MAURO SPINATO
De tempos em tempos alguns meios de comunicação mais segmentados trazem à tona uma velha discussão: a boa e a má literatura. Entram na arena, para mais uma acirrada batalha, os exércitos das palavras. De um lado os Guardiões Machadianos, apoiados pelo Clã dos Drummonds. No outro lado da arena a Sociedade dos Novos Coelhos, ladeados pelas Talitas do Twitter. Isso falando-se apenas nas guerras internas tupiniquins.
As agressões vêm de todos os lados. As vanguardas dizem que os Machadianos e Drummonds são múmias empoeiradas em seus sarcófagos, enquanto a velha guarda acusa os Coelhos e Talitas de tentarem acabar com a língua portuguesa.
- Nós somos clássicos.
- Nós vendemos mais.
- Somos eternos.
- Somos populares.
- Estamos na Academia Brasileira de Letras.
- Nós também.
E por aí vai. Velhas fórmulas, clássicos, modernos, Orkut, twitter, MSN, nova linguagem, novo vocabulário, nova escrita. O mundo em evolução e em revolução. Livros, sebos, livrarias, e-books, kindles, e-mails. A palavra em novos substratos físicos e virtuais. Papel, pedra, papiro, monitores, MP 3, 4, 5, 6, 7..., ipod, notebook, e-palavra. Tudo muda rapidamente. O que é bom, o que é ruim? Como saber? Não temos tempo para pensar, decidir. Tudo já está mudando novamente. Porém nesse turbilhão de mídias e idéias, nos constantes furacões que mudam nossos dias e culturas, uma certeza: ler é sempre uma emoção. Deixemos de lado o que é boa ou má literatura. Leiamos. A conjugação ficou esquisita e arcaica, mas quer dizer: vamos ler. Vamos nos emocionar. Vamos imaginar. Produzir em nossas mentes um filme tão bom que cineasta nenhum consegue igualar. Produzir a perfeição, os melhores cenários, os melhores atores, as melhores cenas. Uma só frase desperta nossos neurônios e iniciamos uma fantástica viagem ao mundo do imaginário.
“O gato comeu o rato.”
Imagine esta cena. Como era o gato? Angorá, persa, vira-latas, gordo, magro, fêmea, macho, amarelo, branco, preto, malhado, velho ou novo?
E o rato?

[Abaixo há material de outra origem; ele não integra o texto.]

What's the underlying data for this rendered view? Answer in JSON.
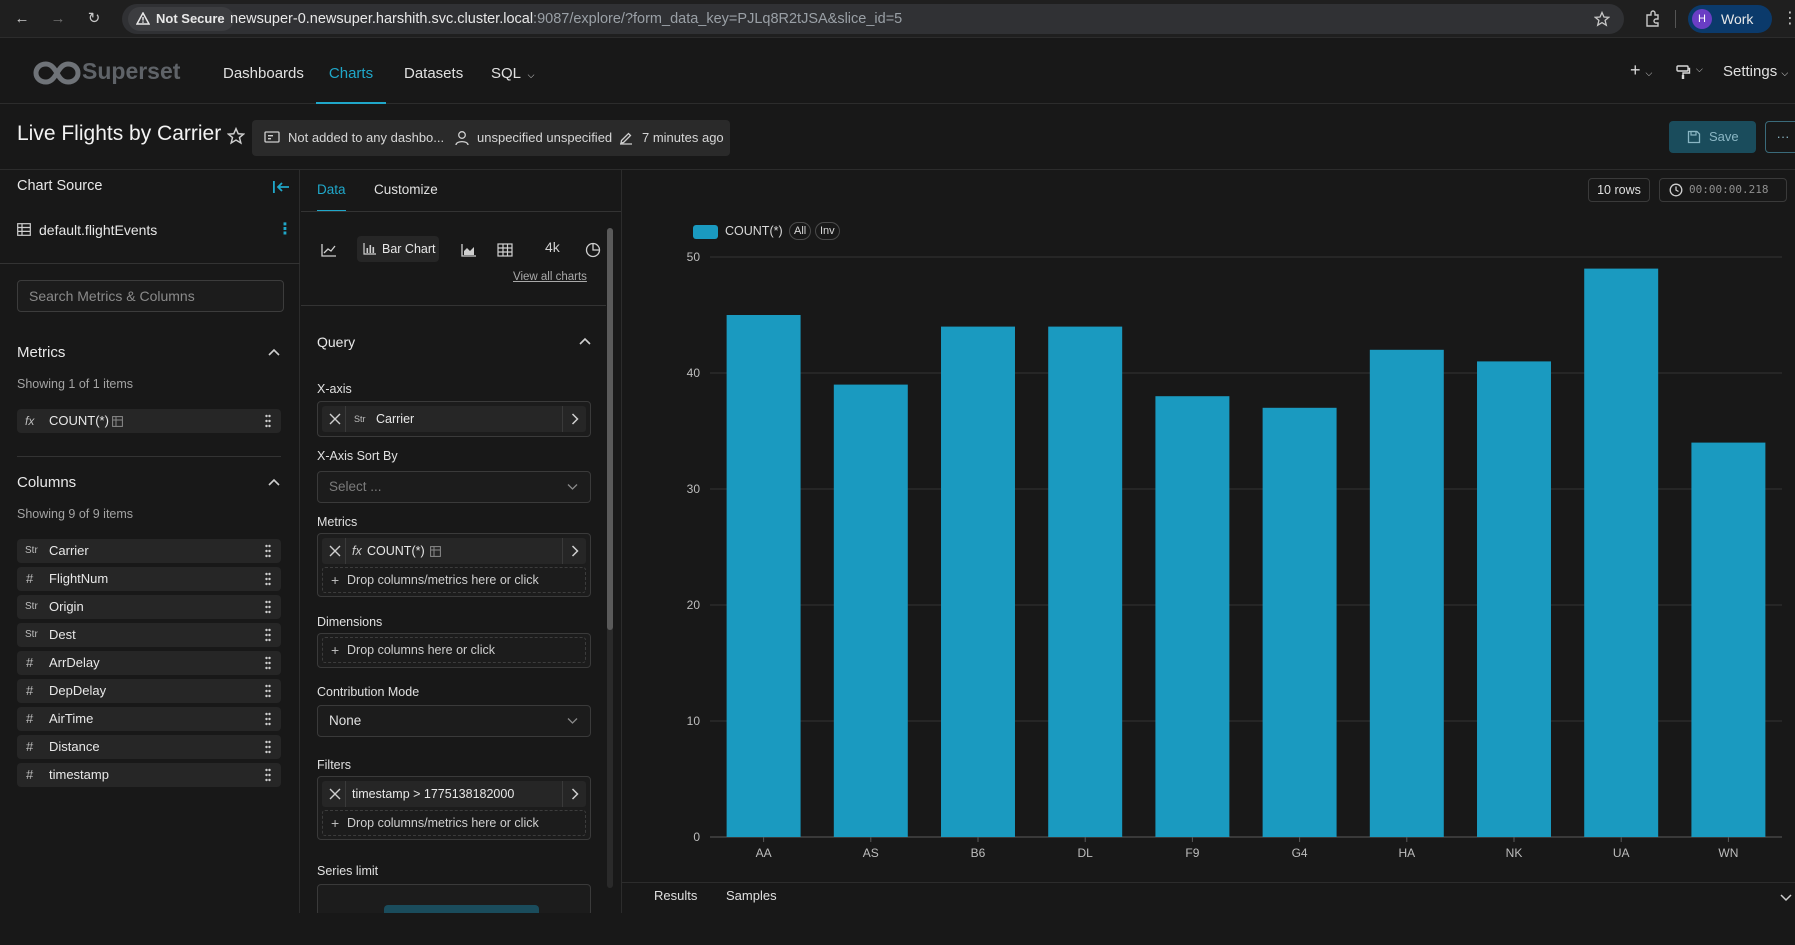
{
  "browser": {
    "security_label": "Not Secure",
    "url_host": "newsuper-0.newsuper.harshith.svc.cluster.local",
    "url_rest": ":9087/explore/?form_data_key=PJLq8R2tJSA&slice_id=5",
    "profile_initial": "H",
    "profile_label": "Work"
  },
  "header": {
    "logo_text": "Superset",
    "nav": [
      "Dashboards",
      "Charts",
      "Datasets",
      "SQL"
    ],
    "active_nav": "Charts",
    "settings_label": "Settings"
  },
  "titlebar": {
    "title": "Live Flights by Carrier",
    "dashboard_status": "Not added to any dashbo...",
    "owner": "unspecified unspecified",
    "modified": "7 minutes ago",
    "save_label": "Save",
    "more_label": "···"
  },
  "datasource": {
    "section_title": "Chart Source",
    "dataset_name": "default.flightEvents",
    "search_placeholder": "Search Metrics & Columns",
    "metrics_title": "Metrics",
    "metrics_count": "Showing 1 of 1 items",
    "metrics": [
      {
        "type": "fx",
        "name": "COUNT(*)"
      }
    ],
    "columns_title": "Columns",
    "columns_count": "Showing 9 of 9 items",
    "columns": [
      {
        "type": "str",
        "name": "Carrier"
      },
      {
        "type": "num",
        "name": "FlightNum"
      },
      {
        "type": "str",
        "name": "Origin"
      },
      {
        "type": "str",
        "name": "Dest"
      },
      {
        "type": "num",
        "name": "ArrDelay"
      },
      {
        "type": "num",
        "name": "DepDelay"
      },
      {
        "type": "num",
        "name": "AirTime"
      },
      {
        "type": "num",
        "name": "Distance"
      },
      {
        "type": "num",
        "name": "timestamp"
      }
    ]
  },
  "controls": {
    "tabs": [
      "Data",
      "Customize"
    ],
    "active_tab": "Data",
    "viz_selected": "Bar Chart",
    "viz_4k": "4k",
    "view_all": "View all charts",
    "query_title": "Query",
    "xaxis_label": "X-axis",
    "xaxis_value": "Carrier",
    "xaxis_sort_label": "X-Axis Sort By",
    "xaxis_sort_placeholder": "Select ...",
    "metrics_label": "Metrics",
    "metric_value": "COUNT(*)",
    "drop_metrics": "Drop columns/metrics here or click",
    "dimensions_label": "Dimensions",
    "drop_columns": "Drop columns here or click",
    "contribution_label": "Contribution Mode",
    "contribution_value": "None",
    "filters_label": "Filters",
    "filter_value": "timestamp > 1775138182000",
    "drop_filters": "Drop columns/metrics here or click",
    "series_limit_label": "Series limit"
  },
  "chart_panel": {
    "rows_badge": "10 rows",
    "timer": "00:00:00.218",
    "legend_label": "COUNT(*)",
    "legend_all": "All",
    "legend_inv": "Inv",
    "results_tab": "Results",
    "samples_tab": "Samples"
  },
  "colors": {
    "accent": "#20a7c9",
    "bar": "#1a9ac0",
    "background": "#181818"
  },
  "chart_data": {
    "type": "bar",
    "categories": [
      "AA",
      "AS",
      "B6",
      "DL",
      "F9",
      "G4",
      "HA",
      "NK",
      "UA",
      "WN"
    ],
    "series": [
      {
        "name": "COUNT(*)",
        "values": [
          45,
          39,
          44,
          44,
          38,
          37,
          42,
          41,
          49,
          34
        ]
      }
    ],
    "ylim": [
      0,
      50
    ],
    "yticks": [
      0,
      10,
      20,
      30,
      40,
      50
    ],
    "grid": true,
    "legend": "top-left"
  }
}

Cinza, branco, preto, camundongo, ratazana, do campo, velho, feroz, novo ou medroso?
E o lugar? Onde acorreu? Numa casa, apartamento, na rua, fazenda, lixo, fábrica abandonada ou esgoto? Chovia, fazia sol, neve, frio, calor intenso?
E a cena? O gato correu atrás, lutaram? O rato foi dilacerado, com suas vísceras e sangue esparramados pelo chão? Ou foi apenas engolido, deixando o rabinho a balançar fora da boca do gato, numa típica cena de Tom e Jerry?

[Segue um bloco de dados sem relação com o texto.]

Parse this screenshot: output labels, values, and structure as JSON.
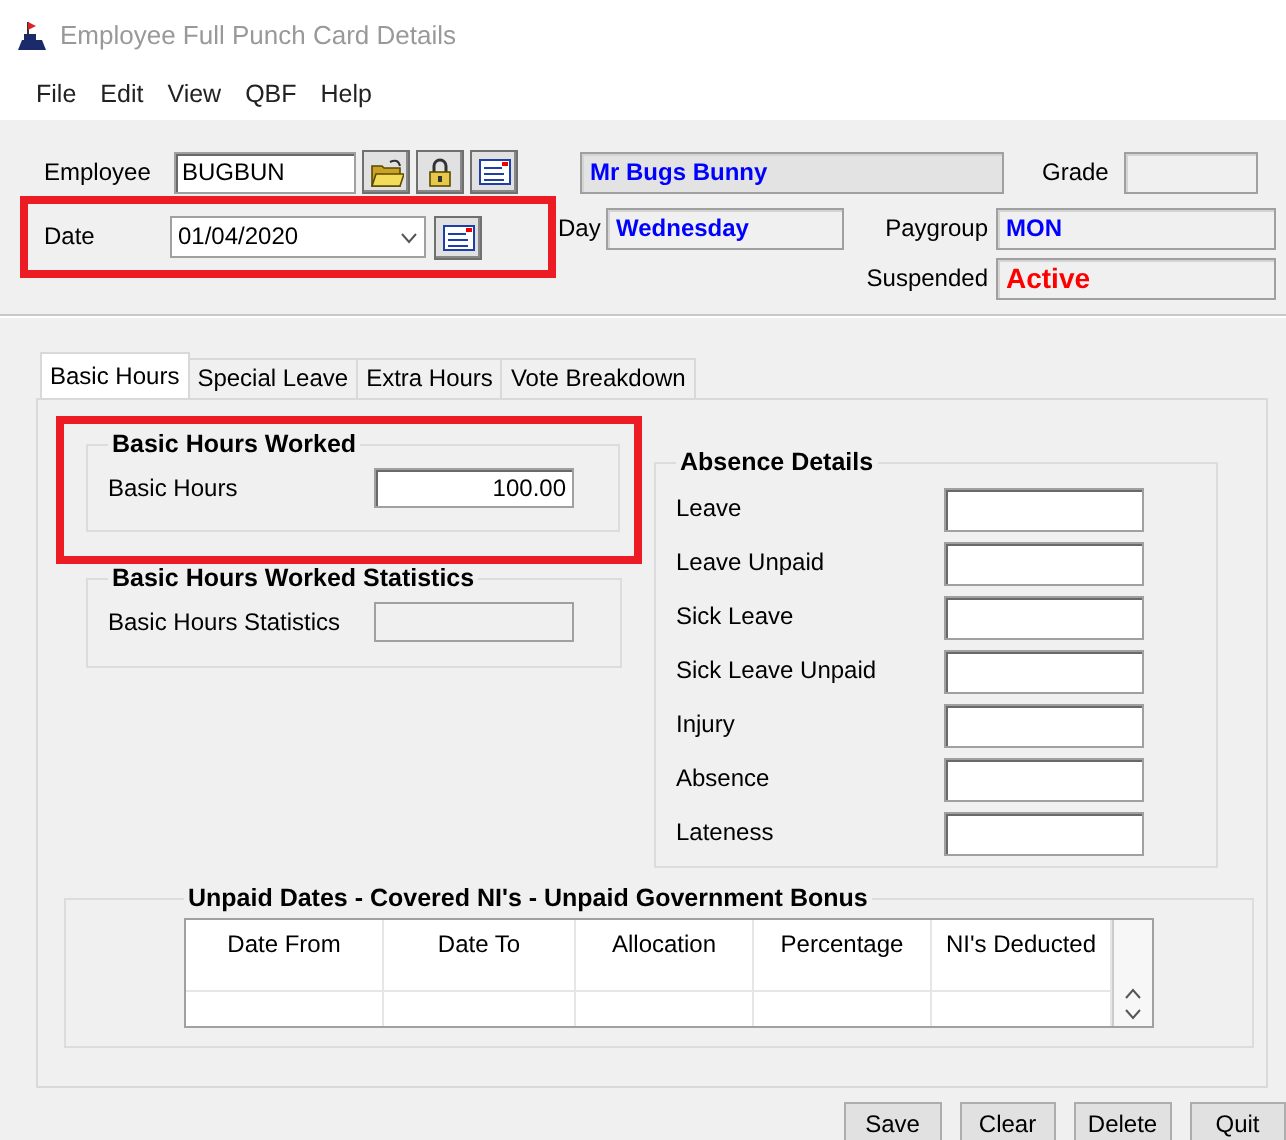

Tenho certeza que você leitor, apesar das centenas de combinações possíveis já descritas, tem em sua mente outras tantas que nem ousei imaginar. Enfim, esse é o valor da leitura: imaginar. Criar com a mente, dar asas aos nossos desejos mais secretos. Colocar em cada cena mental a nossa aspiração, utilizar a nossa ética, nosso senso moral, nossos desejos. Colocar em cada cena nossos atos heróicos ou até vingativos que não poderíamos realizar no mundo real. Este é o melhor filme. O filme rodado a partir das letras para a nossa imaginação. Um longo longa-metragem (foi proposital) que em momento algum nos enfastia, nos cansa; onde cenas são criadas e modificadas numa fração de pensamento e os finais, se não nos agradam, podem ser despudoradamente modificados pelo nosso livre-arbítrio.